Für Christina Günther waren die letzten zwei Monate ein Segen. Endlich mal wieder durchschlafen. Kein Laster, der des Nachts am Schlafzimmer der 65-Jährigen vorbeidonnert. Am Tage: nur ein paar brummende Baumaschinen. Damit ist jetzt Schluss. Im Laufe dieses Samstags, dem Vernehmen nach schon um 10 Uhr, soll die Allmosener Ortsdurchfahrt wieder für den Verkehr freigegeben werden. Angst habe die Ruheständlerin nicht vor dem Moment, sie lebt ja schon immer hier. "Man kann sich das jetzt aber auch anders vorstellen", sagt sie vor ihrem Hof direkt an der Bundesstraße. Die letzte ruhige Nacht haben die Allmosener am Freitagabend noch einmal mit einem kleinen Straßenfest eingeläutet. Klar sei es schön, dass die Straße wieder schick ist, findet Christina Günther: "Viele sagen aber: Das ist nur ein Trostpflaster." Eine Umgehungsstraße ist seit Jahrzehnten geplant und Gerichtsurteile, die Lärmklägern recht geben, werden nicht umgesetzt, sagt Christina Günther frustriert. Wenigstens aber soll der Transitverkehr dort bleiben, wo er hingehört: auf die Autobahn.

Vor allem internationale Speditionen scheren sich darum jedoch kaum, wenn sie vermeintlich schneller und günstiger woanders lang kommen. Selbst in den letzten zwei Monaten - oder vier, wie in Schwarzheide-Ost - ist das Durchfahrtsverbot von vielen Brummi-Fahrern immer wieder ignoriert worden. Schlupflöcher fanden sie auf Radwegen. Polizeikontrollen gab es nur sporadisch.

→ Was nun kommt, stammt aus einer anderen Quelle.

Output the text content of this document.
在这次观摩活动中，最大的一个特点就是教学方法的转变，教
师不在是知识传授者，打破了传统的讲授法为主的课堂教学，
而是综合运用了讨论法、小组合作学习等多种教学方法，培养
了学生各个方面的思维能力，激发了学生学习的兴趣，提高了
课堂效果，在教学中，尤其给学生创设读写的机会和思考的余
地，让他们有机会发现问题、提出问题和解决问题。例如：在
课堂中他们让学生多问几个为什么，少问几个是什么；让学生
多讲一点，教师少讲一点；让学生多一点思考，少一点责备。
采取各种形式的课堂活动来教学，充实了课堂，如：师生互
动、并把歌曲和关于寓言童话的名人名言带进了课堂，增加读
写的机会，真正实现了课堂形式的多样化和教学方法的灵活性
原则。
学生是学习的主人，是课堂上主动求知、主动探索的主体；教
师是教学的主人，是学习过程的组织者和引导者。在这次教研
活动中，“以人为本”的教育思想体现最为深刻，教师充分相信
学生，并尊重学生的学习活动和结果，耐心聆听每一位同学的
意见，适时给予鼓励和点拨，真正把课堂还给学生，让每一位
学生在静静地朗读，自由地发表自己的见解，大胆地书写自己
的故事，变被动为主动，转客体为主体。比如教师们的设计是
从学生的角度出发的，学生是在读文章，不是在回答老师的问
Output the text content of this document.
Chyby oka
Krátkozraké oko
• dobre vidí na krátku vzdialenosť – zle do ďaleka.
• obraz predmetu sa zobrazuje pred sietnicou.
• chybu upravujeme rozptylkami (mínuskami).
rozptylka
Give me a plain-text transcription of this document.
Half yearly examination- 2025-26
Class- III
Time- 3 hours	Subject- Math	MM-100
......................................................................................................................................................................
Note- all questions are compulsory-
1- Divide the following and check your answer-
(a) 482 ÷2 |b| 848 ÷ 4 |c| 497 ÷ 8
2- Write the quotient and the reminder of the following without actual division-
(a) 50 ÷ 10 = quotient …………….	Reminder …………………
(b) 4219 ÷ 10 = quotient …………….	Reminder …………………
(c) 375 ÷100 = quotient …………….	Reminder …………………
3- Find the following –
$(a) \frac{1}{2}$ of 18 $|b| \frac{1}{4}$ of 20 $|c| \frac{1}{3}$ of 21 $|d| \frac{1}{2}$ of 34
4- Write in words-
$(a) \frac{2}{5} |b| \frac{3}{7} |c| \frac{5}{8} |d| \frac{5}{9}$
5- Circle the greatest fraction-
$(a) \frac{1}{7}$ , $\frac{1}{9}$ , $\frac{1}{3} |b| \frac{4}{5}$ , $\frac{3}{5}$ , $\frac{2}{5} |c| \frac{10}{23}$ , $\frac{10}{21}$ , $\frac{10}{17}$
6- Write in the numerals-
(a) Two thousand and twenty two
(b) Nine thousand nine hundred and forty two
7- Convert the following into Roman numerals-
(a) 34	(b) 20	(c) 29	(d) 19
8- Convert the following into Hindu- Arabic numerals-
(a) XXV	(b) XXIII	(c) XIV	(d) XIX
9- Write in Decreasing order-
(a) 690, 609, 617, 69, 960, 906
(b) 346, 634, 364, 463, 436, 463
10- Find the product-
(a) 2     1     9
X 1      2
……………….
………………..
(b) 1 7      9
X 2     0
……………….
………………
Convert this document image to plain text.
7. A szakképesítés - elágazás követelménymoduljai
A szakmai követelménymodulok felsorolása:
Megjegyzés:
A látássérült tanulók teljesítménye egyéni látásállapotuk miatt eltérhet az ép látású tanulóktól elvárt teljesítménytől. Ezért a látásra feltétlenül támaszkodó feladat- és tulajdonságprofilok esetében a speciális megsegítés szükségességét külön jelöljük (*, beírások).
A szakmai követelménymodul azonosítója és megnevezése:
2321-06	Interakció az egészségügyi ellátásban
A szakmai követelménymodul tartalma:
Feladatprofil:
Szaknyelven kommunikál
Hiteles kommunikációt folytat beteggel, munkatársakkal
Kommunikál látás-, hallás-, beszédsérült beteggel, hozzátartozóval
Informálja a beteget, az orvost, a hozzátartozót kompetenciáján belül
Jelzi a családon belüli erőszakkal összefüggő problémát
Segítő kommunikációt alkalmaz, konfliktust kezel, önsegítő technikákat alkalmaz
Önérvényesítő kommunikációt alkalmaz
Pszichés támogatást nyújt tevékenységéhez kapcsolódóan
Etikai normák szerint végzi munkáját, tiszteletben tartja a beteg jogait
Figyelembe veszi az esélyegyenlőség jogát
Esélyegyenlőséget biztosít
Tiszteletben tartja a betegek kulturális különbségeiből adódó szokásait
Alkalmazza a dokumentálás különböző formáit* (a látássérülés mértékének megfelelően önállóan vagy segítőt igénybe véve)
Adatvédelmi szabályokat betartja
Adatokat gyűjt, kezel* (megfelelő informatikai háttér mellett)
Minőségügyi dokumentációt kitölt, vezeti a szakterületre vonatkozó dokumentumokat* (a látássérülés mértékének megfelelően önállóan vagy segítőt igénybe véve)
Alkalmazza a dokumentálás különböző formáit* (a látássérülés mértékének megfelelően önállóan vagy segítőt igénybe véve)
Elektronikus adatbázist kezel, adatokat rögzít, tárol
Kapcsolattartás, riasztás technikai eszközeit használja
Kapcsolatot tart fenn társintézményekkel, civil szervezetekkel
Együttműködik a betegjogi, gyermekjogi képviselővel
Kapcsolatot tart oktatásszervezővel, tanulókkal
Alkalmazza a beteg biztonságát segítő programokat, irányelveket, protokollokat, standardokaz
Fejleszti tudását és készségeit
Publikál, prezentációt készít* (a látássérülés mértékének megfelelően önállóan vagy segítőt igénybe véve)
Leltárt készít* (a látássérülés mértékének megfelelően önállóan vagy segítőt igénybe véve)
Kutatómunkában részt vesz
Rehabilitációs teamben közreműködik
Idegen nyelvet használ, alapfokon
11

Das bestätigt Sören Ziegler. Der 43-Jährige ist der Star-Tankstellen-Pächter in Schwarzheide-Ost. Nur einmal sei er innerhalb von 16 Wochen überprüft worden, ob er wirklich Anlieger ist. Für den Unternehmer ist die Freigabe der Ortsdurchfahrt indes ein Segen. Während der Bauzeit machte er seine Tanke komplett dicht. Die Einnahmen: gleich null. Eine Entschädigung gab's nicht. Teilweise musste er sogar Personal entlassen, das er jetzt wieder einstellt. Den Ärger von lärmgeplagten Anwohnern könne er trotzdem nachvollziehen. "Aber die B 169 ist auch eine wirtschaftlich wichtige Achse der Lausitz", betont er. Den Transitverkehr, der ohne einen Halt an ihm vorbeirauscht, den brauche er auch nicht.

Zum Thema:
Nach zwei beziehungsweise vier Monaten sind die Bauarbeiten in Allmosen und Schwarzheide-Ost pünktlich abgeschlossenen. Laut Infrastruktur-Ministerium wurden insgesamt knapp zwei Millionen Euro investiert. Schwerpunkte waren die Fahrbahnerneuerung auf der Bundesstraße 169, neue Straßenentwässerungen, die Herstellung von Geh- und Radwegen sowie Markierungs- und Beschilderungsarbeiten.